The nonmanufacturing new-export-orders index, a separate index that measures only orders for export, rebounded in February, coming in at 53.0 versus 45.9 percent in January. Seven industries reported growth in export orders against two reporting declines.
Backlogs of orders in the services sector likely grew again in February as the index increased to 64.2 percent from 57.4 percent. February was the 14th month in a row with rising backlogs. Thirteen industries reported higher backlogs in February while three reported a decrease.
The services employment index dropped below the neutral 50 percent level, coming in at 48.5 percent in February, down from 52.3 percent in January and a recent high of 57.0 percent in November 2021. Seven industries reported growth in employment while eight reported a reduction.

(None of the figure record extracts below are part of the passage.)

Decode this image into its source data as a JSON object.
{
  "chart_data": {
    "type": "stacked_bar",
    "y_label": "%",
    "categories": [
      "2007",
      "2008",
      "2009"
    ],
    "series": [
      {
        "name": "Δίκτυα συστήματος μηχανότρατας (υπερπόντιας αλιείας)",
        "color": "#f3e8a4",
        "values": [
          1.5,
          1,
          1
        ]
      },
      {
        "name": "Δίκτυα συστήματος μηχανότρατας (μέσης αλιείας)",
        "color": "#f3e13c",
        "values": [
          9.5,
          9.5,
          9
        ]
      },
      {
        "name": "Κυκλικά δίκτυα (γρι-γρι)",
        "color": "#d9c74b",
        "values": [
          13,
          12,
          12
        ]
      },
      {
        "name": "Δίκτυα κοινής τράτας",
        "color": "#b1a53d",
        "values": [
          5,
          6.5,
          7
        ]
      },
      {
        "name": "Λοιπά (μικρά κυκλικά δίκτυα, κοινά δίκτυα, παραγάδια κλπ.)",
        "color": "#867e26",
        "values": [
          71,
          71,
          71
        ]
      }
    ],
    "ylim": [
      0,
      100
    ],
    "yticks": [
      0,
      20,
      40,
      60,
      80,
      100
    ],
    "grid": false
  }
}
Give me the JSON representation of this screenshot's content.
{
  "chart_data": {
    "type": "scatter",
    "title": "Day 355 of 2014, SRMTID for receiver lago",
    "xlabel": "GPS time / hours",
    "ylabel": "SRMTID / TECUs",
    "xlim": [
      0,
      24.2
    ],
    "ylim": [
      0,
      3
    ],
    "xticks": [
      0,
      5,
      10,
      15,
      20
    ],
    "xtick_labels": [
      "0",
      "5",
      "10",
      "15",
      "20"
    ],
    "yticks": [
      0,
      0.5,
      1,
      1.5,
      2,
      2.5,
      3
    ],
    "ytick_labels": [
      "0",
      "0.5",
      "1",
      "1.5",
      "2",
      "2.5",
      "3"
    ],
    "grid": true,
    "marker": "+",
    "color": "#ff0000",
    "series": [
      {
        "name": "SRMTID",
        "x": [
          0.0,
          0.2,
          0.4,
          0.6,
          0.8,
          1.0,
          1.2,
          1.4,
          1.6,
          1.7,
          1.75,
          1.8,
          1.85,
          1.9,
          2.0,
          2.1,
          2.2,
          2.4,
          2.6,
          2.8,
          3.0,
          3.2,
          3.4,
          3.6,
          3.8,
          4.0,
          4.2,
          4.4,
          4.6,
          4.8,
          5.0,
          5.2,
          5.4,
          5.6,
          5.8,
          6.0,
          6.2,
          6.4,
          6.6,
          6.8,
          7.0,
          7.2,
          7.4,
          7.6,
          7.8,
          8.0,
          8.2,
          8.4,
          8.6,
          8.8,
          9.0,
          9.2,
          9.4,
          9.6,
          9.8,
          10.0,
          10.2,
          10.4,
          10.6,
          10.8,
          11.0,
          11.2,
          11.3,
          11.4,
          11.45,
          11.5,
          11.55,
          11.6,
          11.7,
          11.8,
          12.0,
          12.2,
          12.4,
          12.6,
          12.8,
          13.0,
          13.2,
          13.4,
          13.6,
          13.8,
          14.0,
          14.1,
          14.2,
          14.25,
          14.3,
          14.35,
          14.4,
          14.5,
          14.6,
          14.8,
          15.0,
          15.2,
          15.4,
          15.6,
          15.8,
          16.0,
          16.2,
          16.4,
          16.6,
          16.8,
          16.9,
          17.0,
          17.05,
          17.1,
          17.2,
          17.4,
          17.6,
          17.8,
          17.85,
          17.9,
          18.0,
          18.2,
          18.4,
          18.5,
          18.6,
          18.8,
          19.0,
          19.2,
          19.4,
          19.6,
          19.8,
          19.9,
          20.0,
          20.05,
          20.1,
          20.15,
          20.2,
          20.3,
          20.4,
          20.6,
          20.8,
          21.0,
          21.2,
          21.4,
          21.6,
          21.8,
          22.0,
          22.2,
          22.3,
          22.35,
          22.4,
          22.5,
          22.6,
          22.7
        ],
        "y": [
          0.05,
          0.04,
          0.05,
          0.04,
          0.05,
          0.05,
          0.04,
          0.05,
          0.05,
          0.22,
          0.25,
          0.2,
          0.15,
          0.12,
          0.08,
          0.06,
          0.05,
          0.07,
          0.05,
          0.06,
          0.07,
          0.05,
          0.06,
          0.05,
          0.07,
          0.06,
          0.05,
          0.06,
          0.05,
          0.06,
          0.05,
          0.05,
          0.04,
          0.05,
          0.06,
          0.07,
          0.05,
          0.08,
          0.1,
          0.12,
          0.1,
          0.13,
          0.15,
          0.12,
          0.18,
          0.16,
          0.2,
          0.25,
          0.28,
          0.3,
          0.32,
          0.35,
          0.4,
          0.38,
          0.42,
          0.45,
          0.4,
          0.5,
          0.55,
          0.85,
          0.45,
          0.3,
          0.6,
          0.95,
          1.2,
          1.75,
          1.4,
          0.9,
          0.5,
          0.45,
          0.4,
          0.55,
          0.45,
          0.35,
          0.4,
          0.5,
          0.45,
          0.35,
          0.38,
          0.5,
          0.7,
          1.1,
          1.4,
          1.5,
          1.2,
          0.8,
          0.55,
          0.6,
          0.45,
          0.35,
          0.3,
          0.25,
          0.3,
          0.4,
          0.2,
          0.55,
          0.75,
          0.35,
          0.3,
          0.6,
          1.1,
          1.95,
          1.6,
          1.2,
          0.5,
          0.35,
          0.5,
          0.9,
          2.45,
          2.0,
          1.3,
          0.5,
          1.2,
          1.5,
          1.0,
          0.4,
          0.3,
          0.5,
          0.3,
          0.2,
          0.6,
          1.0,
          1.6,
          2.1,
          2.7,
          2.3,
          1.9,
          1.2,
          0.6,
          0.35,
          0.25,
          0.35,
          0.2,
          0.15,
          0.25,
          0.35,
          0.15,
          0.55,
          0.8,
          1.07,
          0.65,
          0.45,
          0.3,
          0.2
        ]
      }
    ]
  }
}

Supplier deliveries, a measure of delivery times for suppliers to nonmanufacturers, came in at 66.2 percent, up from 65.7 percent in the prior month. It suggests suppliers are falling further behind in delivering supplies to services business and the slippage accelerated slightly from the prior month. Sixteen industries reported slower deliveries in February while none reported faster deliveries.
The nonmanufacturing prices paid index rose to 83.1 percent, up from 82.3 percent in January, and just below the all-time high in December 2021. Eighteen industries reported paying higher prices for inputs in February while none reported lower prices. The February report from the Institute of Supply Management suggests that the services sector and the broader economy expanded for the 21st consecutive month in February. Respondents to the survey continue to highlight strong demand but also continued price pressures, materials shortages, logistics, and transportation issues, and challenges hiring and retaining workers. As the latest wave of Covid fades, some improvement in production is expected, but the overall shortage of labor is likely to be a lingering problem.